Why can't these assholes admit that?
geardaddy
(24,926 posts)I've got mine, screw you.
GeorgeGist
(25,321 posts)haele
(12,652 posts)So, apparently he doesn't mind losing a daughter, granddaughter, sister, or niece - or his right-hand staffer, or trusted doctor during a problematic pregnancy or watch his best friend's family go motherless, or any of the above lose a baby to a preventable miscarriage or suffer long-term complications from an untreated problem during the pregnancy.
Idiot forgot he was the beneficiary of maternity care at one point in his life, even if it was poor or non-existent (which appears to be the case in many of these republi-can't politicians).

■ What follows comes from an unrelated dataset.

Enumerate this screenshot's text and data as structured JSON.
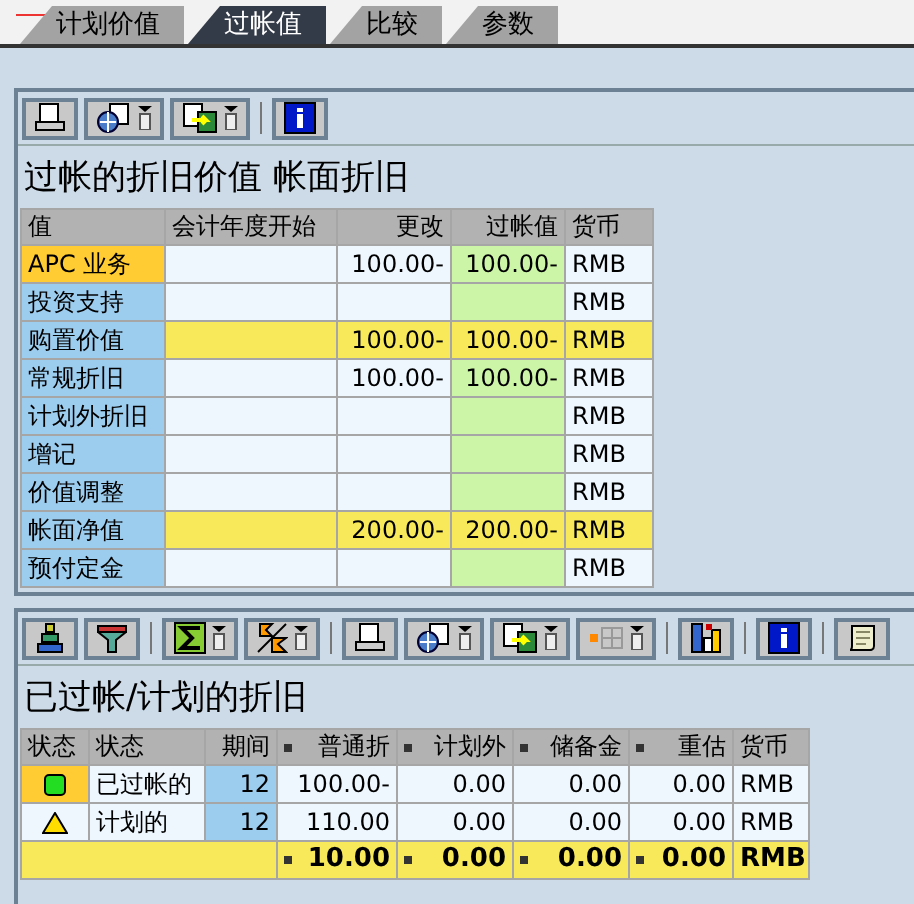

Everyone has the need to be covered under maternity care at least once. That is, until we start growing people out of artificial wombs.
Haele
jwirr
(39,215 posts)when it comes to the children. By this I mean that we have faced the deadbeat parent for decades. All too many divorces are a case in point. The Judge sets child support and the spouse never gets it. We even have a department at Social Services to go out and collect the back child support.
Only if he is impotent or in a same sex marriage or never married can he say he is not using maternity services. They are his children also.